The Greek plot thickens. At around 1am this morning reports surfaced that the Greek meeting had broken up and talks had been inconclusive with one key austerity measure yet to be resolved. So much for the imposed deadline! The Troika is set to meet with the Greek PM (again). These ‘talks’ are getting a tad repetitive. Even if an ‘agreement’ is reached will that solve the debt crisis? I doubt it very much. There has been so many ‘agreements’ to meet new benchmarks and there may well indeed be an agreement on a second bailout giving Greece funds to pay the 14.5 billion euro bond redemption due on March 20th. However, there’s been one small problem. All these agreements have been broken. As someone eloquently put; “As a parent, I realise the ineffectiveness of the ‘this time we really mean it’ doctrine”. Greece will go back to being Greece and there’ll be ‘further talks’ down the line. I thought we were finally going to get some clarity however to use the now often quoted phrase we’re “kicking the can down the road” again. And just released is the news that the Troika has given Greece 15 days to find a pension cuts alternative. It should be fairly straightforward to find 300 million EUR of cuts in that time period. Perhaps there’ll be change down the back of someone’s couch.
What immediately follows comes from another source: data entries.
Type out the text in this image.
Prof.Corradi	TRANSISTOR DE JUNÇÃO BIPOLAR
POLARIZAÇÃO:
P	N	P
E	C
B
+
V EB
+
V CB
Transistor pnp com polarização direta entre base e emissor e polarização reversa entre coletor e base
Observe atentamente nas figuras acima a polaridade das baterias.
What has this indecision done to EUR/USD? It’s strengthened the EUR of course (please excuse my sarcasm). EUR/USD has now posted new 2012 highs breaking the 1.33 figure. We’re now some 700 pips above 2012 lows. This level is unsustainable. There’s no value in going long on EUR/USD and I think this pair is going to come down sharply akin to a heavy drug user. The main events of the day (excluding Greek talks) are the ECB and BoE meetings. We don’t expect to see a change in policy rates at the ECB meeting but the Q&A will be keenly scrutinized to determine the rationale for ECB participation in the second Greek bailout and Draghi’s answers. We won’t have a change in interest rates however that could come next month from the ECB or at the latest April as inflation isn’t an issue and they’re looking to stimulate growth so they can be more accommodative.
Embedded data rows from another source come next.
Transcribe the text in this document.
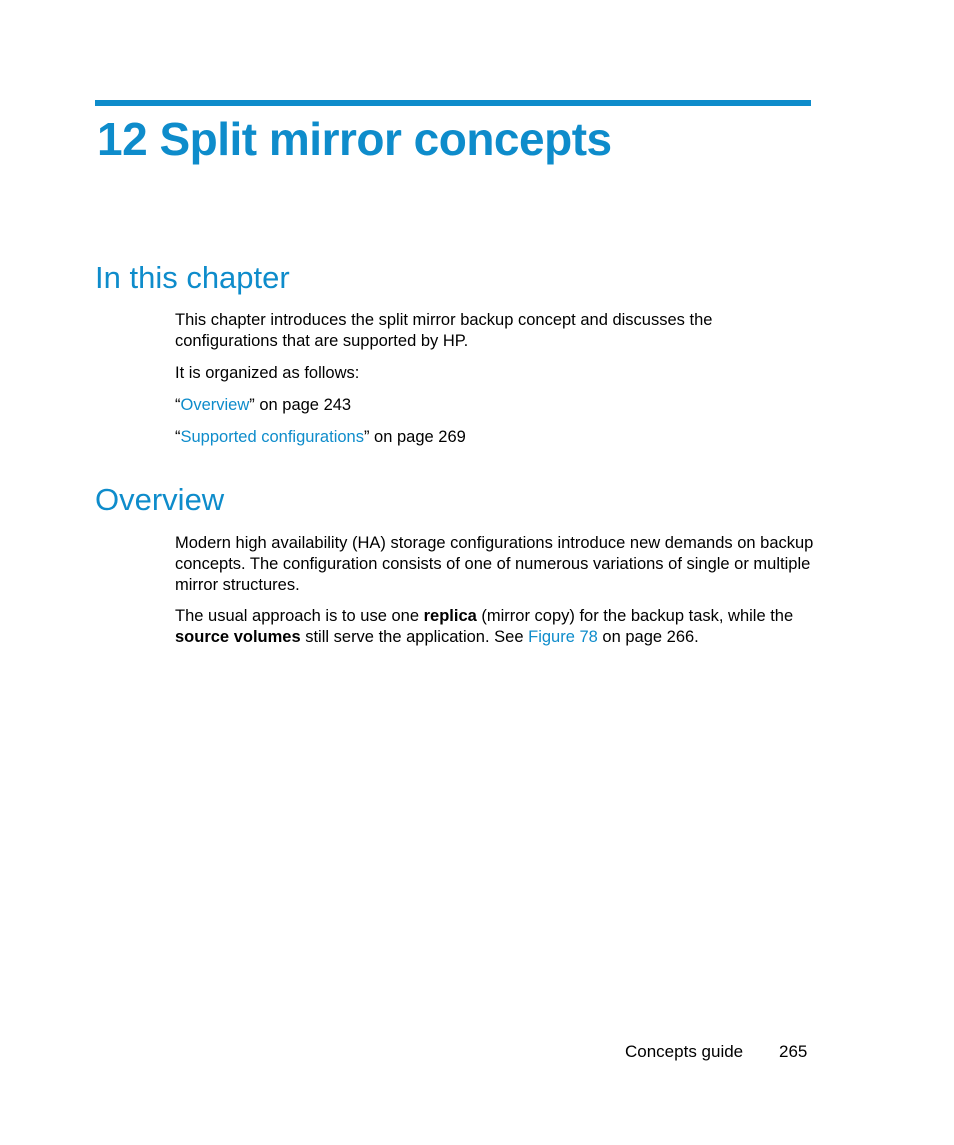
12 Split mirror concepts
In this chapter

This chapter introduces the split mirror backup concept and discusses the configurations that are supported by HP.

It is organized as follows:

“Overview” on page 243

“Supported configurations” on page 269

Overview

Modern high availability (HA) storage configurations introduce new demands on backup concepts. The configuration consists of one of numerous variations of single or multiple mirror structures.

The usual approach is to use one replica (mirror copy) for the backup task, while the source volumes still serve the application. See Figure 78 on page 266.

Concepts guide 265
The BoE meeting is a little clearer (I think). It’s expected that we’ll have a 50bn expansion in QE. The statement after will focus on the downside risks to growth and inflation however we’ll find out more when the Quarterly inflation report is announced.
GBP/USD is still at high levels reaching a new high of 1.5928 yesterday. Only in mid January we were at 1.5282. I’d expect GBP/USD to come off today so if you’re a buyer of USD I’d look to secure some of your exposure at these levels or if you’re a seller of USD I’d look to work a market order around the 1.58/1.5820 mark.
On GBP/EUR, as I stated the other day, we’re back under the 1.20 level on EUR strength coupled with the ongoing Greek situation. GBP/EUR will bounce however I’d look to work orders at 1.20 and secure some of your exposure. With Sterling’s propensity to fall quicker than it rises in these markets I’d look to protect your downside on this pair short term. Look to work an ‘OCO’. If you need some clarification on this please let me know.
We’ve had some good figures out of the UK this morning in the form of Goods Trade Balance (Dec), Trade Balance; non-EU (Dec) Industrial Production and Manufacturing Production. No data of note from across the pond today so the ECB and the BoE will be the main points of interest (and of course Greece, again).